I’ve been converting a load of Greek text into unicode using Greek transcoder with much success. But I ran across a glitch. Depending on the option chosen, the accents can all end up to one side!
The option responsible is this one, “Use composing characters”.
I checked that, and I should not have done; it caused off-centre accents. But what on earth does it mean?
A hunt around the web reveals that you can do all those accents in one of two ways. Firstly you can use a character that includes them all inside the character. Alternatively you just type ‘alpha’ followed by the accents, and the browser and editor should render them all correctly as one letter with some accents on the top. The former is called “using precomposed characters”; the latter “using composing characters”. The latter does not work very well, as applications don’t support it. This TLG PDF says more.
I’ve also noticed that on XP the WINWORD executable tends to hang around in memory after you exit a document. If you copy the .dot files for Greek Transcoder into the Application Data\Microsoft\Word\Startup directory, they are only picked up when the WINWORD executable starts, so get ignored in this case. I’ve had to manually terminate it to get the utility to appear.
Once it’s loaded, the buttons appear in Word.
Often some character sets have to have additional control characters to indicate how a diacritic or punctuation character is supposed to appear in the text flow. This is really common with Hebrew and Arabic with weakly and neutrally typed punctuation characters. A control character helps tell some formatting processors precisely where a diacritic or punctuation character faces in the flow. If you’re converting to Word, I wouldn’t bother. If you’re creating XML files, depending on the formatter you use, you might need the control characters. (I’m sure the latter comment is a whole different kind of Greek than which you’re accustomed.)
Thanks for your note.
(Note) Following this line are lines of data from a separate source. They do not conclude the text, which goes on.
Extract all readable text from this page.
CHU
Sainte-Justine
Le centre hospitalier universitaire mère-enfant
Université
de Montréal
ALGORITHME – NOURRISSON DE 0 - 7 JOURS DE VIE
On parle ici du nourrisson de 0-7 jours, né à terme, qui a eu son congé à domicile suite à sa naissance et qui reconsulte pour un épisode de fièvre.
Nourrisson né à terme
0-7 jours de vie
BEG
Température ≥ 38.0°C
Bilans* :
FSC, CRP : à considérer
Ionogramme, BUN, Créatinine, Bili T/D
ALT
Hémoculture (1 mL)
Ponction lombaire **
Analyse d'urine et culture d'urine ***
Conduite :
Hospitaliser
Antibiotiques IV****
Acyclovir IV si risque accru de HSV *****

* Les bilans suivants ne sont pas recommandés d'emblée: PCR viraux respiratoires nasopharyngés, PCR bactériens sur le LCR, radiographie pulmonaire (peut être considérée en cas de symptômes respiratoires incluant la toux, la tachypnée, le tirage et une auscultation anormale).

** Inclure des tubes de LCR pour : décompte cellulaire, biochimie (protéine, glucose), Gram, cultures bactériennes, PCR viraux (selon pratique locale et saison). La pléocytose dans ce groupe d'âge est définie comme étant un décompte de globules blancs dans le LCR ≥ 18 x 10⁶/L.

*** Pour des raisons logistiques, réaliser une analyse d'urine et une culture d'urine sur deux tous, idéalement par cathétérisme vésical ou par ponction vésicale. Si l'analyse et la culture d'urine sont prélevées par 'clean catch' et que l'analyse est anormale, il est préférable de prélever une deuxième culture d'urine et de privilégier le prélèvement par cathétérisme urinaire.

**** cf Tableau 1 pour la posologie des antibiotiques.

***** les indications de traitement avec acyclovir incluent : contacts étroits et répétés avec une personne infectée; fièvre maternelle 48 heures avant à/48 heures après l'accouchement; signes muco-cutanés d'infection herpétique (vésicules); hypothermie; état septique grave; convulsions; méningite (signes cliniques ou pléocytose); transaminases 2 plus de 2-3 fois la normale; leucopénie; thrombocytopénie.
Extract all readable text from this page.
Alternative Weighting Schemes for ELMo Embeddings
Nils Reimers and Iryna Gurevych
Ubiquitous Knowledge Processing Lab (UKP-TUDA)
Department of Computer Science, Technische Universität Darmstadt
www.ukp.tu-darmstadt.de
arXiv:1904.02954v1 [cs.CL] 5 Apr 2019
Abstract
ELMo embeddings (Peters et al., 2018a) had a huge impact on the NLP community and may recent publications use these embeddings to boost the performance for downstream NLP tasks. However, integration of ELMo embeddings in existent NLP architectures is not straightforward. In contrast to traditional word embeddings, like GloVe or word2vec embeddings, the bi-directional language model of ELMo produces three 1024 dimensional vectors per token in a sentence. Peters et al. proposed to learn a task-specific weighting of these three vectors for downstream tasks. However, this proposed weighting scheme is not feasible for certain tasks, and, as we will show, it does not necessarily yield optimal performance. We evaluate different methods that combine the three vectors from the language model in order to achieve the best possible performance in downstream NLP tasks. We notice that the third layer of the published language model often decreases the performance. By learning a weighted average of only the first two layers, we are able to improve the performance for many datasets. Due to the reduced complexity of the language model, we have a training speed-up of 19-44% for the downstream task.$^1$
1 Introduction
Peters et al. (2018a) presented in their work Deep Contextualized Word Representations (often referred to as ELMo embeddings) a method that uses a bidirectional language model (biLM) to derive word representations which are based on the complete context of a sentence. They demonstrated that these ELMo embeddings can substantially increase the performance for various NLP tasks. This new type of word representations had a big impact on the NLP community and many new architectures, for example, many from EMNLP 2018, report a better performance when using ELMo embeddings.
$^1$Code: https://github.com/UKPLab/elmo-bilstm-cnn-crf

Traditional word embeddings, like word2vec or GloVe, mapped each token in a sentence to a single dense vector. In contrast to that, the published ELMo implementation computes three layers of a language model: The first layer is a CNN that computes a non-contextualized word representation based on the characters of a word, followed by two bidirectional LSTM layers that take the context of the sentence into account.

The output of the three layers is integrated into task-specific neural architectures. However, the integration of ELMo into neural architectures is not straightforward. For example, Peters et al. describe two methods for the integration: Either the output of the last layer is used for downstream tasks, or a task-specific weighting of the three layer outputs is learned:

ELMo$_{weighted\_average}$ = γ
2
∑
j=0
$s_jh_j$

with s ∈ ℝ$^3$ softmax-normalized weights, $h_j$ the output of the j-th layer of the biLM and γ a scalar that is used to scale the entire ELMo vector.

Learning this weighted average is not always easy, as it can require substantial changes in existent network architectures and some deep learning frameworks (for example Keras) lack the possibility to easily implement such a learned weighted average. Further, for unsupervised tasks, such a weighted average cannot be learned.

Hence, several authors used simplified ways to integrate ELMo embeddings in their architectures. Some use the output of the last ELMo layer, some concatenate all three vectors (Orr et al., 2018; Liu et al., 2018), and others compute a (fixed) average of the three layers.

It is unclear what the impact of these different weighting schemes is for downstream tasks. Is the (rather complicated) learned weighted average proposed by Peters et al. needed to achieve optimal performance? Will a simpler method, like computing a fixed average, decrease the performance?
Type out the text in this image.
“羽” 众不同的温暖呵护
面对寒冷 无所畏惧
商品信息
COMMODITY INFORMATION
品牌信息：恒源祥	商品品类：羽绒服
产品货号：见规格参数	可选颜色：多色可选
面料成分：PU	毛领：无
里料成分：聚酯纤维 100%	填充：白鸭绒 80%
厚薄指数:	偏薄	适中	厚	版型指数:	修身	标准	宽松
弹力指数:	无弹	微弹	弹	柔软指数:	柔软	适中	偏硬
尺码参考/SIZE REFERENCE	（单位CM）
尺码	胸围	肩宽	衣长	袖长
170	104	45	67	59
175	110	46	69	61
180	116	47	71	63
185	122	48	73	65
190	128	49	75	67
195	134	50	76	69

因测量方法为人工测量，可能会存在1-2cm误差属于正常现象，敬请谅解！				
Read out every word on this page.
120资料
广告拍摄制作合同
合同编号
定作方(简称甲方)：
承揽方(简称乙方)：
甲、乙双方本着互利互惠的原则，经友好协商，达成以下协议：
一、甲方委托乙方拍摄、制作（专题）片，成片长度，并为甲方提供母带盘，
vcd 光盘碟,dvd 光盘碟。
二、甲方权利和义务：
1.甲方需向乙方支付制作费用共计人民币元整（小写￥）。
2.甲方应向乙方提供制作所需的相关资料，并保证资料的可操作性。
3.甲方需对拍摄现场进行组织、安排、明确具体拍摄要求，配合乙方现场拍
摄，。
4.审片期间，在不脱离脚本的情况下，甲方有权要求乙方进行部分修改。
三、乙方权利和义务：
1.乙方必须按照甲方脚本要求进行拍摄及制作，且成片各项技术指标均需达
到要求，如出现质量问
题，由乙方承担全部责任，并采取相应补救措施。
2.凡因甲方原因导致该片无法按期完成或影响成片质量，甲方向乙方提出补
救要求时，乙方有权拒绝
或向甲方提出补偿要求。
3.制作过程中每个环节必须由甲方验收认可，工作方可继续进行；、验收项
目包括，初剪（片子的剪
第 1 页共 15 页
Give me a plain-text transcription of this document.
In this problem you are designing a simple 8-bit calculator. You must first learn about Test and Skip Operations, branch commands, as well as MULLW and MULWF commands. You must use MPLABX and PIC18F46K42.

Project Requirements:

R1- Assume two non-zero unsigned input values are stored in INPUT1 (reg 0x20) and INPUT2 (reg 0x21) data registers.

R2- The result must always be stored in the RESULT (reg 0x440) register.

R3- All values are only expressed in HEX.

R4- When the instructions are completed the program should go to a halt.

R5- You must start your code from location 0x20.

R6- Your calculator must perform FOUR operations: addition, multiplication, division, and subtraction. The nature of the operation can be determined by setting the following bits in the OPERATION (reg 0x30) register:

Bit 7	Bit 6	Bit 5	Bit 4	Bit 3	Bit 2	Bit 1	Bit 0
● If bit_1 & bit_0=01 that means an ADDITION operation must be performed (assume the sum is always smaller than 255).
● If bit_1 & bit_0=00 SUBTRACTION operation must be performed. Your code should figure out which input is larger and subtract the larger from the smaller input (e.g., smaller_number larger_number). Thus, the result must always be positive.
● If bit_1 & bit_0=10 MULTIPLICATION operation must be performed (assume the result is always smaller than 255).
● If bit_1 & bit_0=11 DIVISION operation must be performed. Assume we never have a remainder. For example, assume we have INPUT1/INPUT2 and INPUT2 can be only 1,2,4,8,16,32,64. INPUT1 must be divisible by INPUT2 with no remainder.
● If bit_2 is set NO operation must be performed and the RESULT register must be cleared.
I’m working in Word, myself.
On my last job I became familiar with the problem of unicode in XML, and the necessity to encode the entities. I think you’d probably be still best off to use the code for the precomposed characters.
In Greek, absolutely. Most formatters know how to handle left to right languages. When you start playing with Farsi, Arabic, and Hebrew, you have to tell the formatter how parenthesis and quotation marks are supposed to be displayed. Of course, that’s probably less of an issue with ancient texts and more necessary for modern texts (which is what I deal with).
Quotation marks are a problem for editors of ancient texts, tho, because ancient texts did not have them. I’ve just been reading a set of guidelines (in French) for handling these issues, and they end up using French quotes (chevrons), double-quotes and single quotes. Anything for clarity!
Right to left in XML sounds dicey. I’ve never tried. Do you get right-to-left text?
RTL processing just depends on the stylesheets and the formatter you use. I support AntennaHouse XSL-FO formatter for my clients, and it does RTL very well. The advantage is that we can run the same XML file through with different settings and automate the formatting in different page sizes and styles. For editing, you have to have an XML editor and fonts that support RTL. Arbortext Editor does well with just about any language (including real problem charsets like Thai and Khmer).